Island states meet to discuss Global North’s climate change lawsuits

Losses and damages

The Alliance of Small Island States (AOSIS) – a negotiating group of SIDS – first raised the issue of loss and damage in 1991. Three decades later, in Glasgow during COP26, the final pact did not include a formal and binding mechanism to finance loss and damage.

“It took me a while to get over COP26,” said Sabra Noordeen, the Maldives’ special envoy for climate change.

“We went there with the hope that it would be more ambitious.”

“Loss and damage” refers to the unavoidable damage caused by climate change – and more specifically, to the cumulative carbon emissions of the wealthier countries of the North.

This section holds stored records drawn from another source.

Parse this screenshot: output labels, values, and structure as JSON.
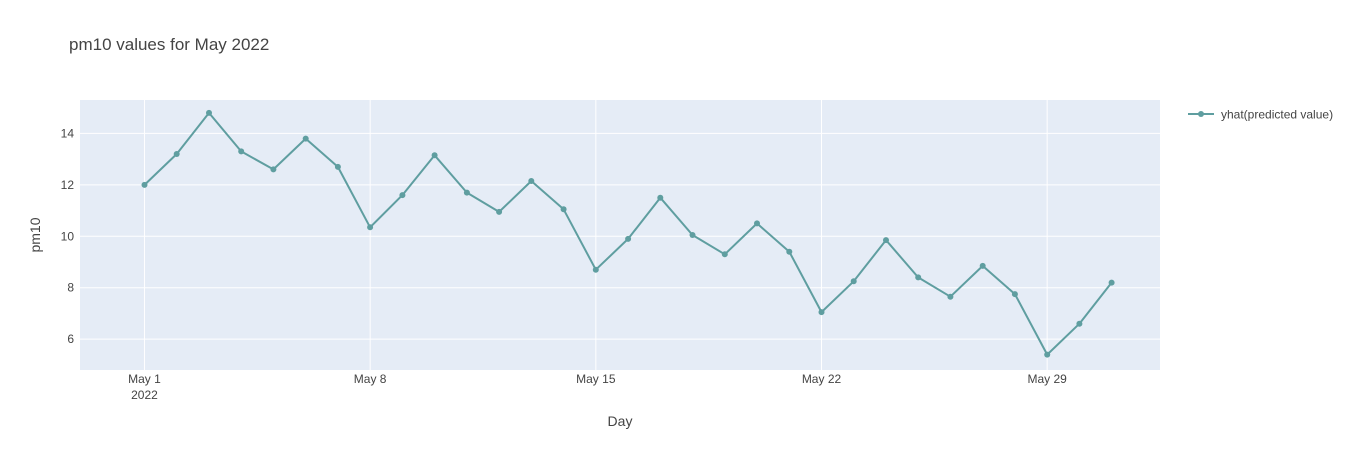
{
  "chart_data": {
    "type": "line",
    "title": "pm10 values for May 2022",
    "xlabel": "Day",
    "ylabel": "pm10",
    "x_range": [
      "2022-04-29T00:00",
      "2022-06-01T12:00"
    ],
    "ylim": [
      4.8,
      15.3
    ],
    "y_ticks": [
      6,
      8,
      10,
      12,
      14
    ],
    "x_ticks": [
      {
        "date": "2022-05-01",
        "label": "May 1",
        "sublabel": "2022"
      },
      {
        "date": "2022-05-08",
        "label": "May 8",
        "sublabel": ""
      },
      {
        "date": "2022-05-15",
        "label": "May 15",
        "sublabel": ""
      },
      {
        "date": "2022-05-22",
        "label": "May 22",
        "sublabel": ""
      },
      {
        "date": "2022-05-29",
        "label": "May 29",
        "sublabel": ""
      }
    ],
    "grid": true,
    "legend_position": "top-right",
    "series": [
      {
        "name": "yhat(predicted value)",
        "color": "#5f9ea0",
        "x": [
          "2022-05-01",
          "2022-05-02",
          "2022-05-03",
          "2022-05-04",
          "2022-05-05",
          "2022-05-06",
          "2022-05-07",
          "2022-05-08",
          "2022-05-09",
          "2022-05-10",
          "2022-05-11",
          "2022-05-12",
          "2022-05-13",
          "2022-05-14",
          "2022-05-15",
          "2022-05-16",
          "2022-05-17",
          "2022-05-18",
          "2022-05-19",
          "2022-05-20",
          "2022-05-21",
          "2022-05-22",
          "2022-05-23",
          "2022-05-24",
          "2022-05-25",
          "2022-05-26",
          "2022-05-27",
          "2022-05-28",
          "2022-05-29",
          "2022-05-30",
          "2022-05-31"
        ],
        "y": [
          12.0,
          13.2,
          14.8,
          13.3,
          12.6,
          13.8,
          12.7,
          10.35,
          11.6,
          13.15,
          11.7,
          10.95,
          12.15,
          11.05,
          8.7,
          9.9,
          11.5,
          10.05,
          9.3,
          10.5,
          9.4,
          7.05,
          8.25,
          9.85,
          8.4,
          7.65,
          8.85,
          7.75,
          5.4,
          6.6,
          8.2
        ]
      }
    ]
  }
}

The concept has been repeatedly rejected by rich countries, who also oppose accepting blame and responsibility.

Even where loss and damage was mentioned in Article 8 of the 2015 Paris Agreement, it came with a clause insisting that there was “no basis of liability or compensation “.

But Fletcher said: “Loss and damage refers to those irreversible impacts of climate change that you cannot adapt to. [Developed countries] do not want to accept any responsibility for loss and damage – and they certainly do not want to be held responsible for paying any compensation to the countries most affected.

Reparations and cancellation of debts

The new commission calls for reparations for the damage caused by climate change and the cancellation of debt.

“It is a fundamental principle of international law that when a state injures another state, it has a responsibility to pay reparations,” Akhavan said. If big polluters don’t drastically reduce greenhouse gas emissions, he added, “then at the very least they have to pay compensation.”

SIDS’ high levels of indebtedness also hamper their ability to adapt and recover from the damage of climate change.

Mohamed Nasheed, former President of the Maldives, explained: “For every $10 that climate-vulnerable developing countries pay on the interest payments of the debts we have incurred, we have to pay another dollar because of the impacts climatic. It is injustice on top of injustice, and it strengthens the moral and economic case for urgent debt relief.

Nasheed has also pushed for “debt-for-climate” swaps, which see debt canceled in exchange for countries investing in green infrastructure and public goods.

But he pointed out that the debt of Saint Lucia and other Caribbean states was not primarily held by multilateral institutions such as the World Bank and the IMF, but was private debt held by banks, making difficult to implement “debt for climate” swaps.

Therefore, added Fletcher from Saint Lucia, if climate finance – including loss and damage financing – is provided, it must be in the form of grants and not loans.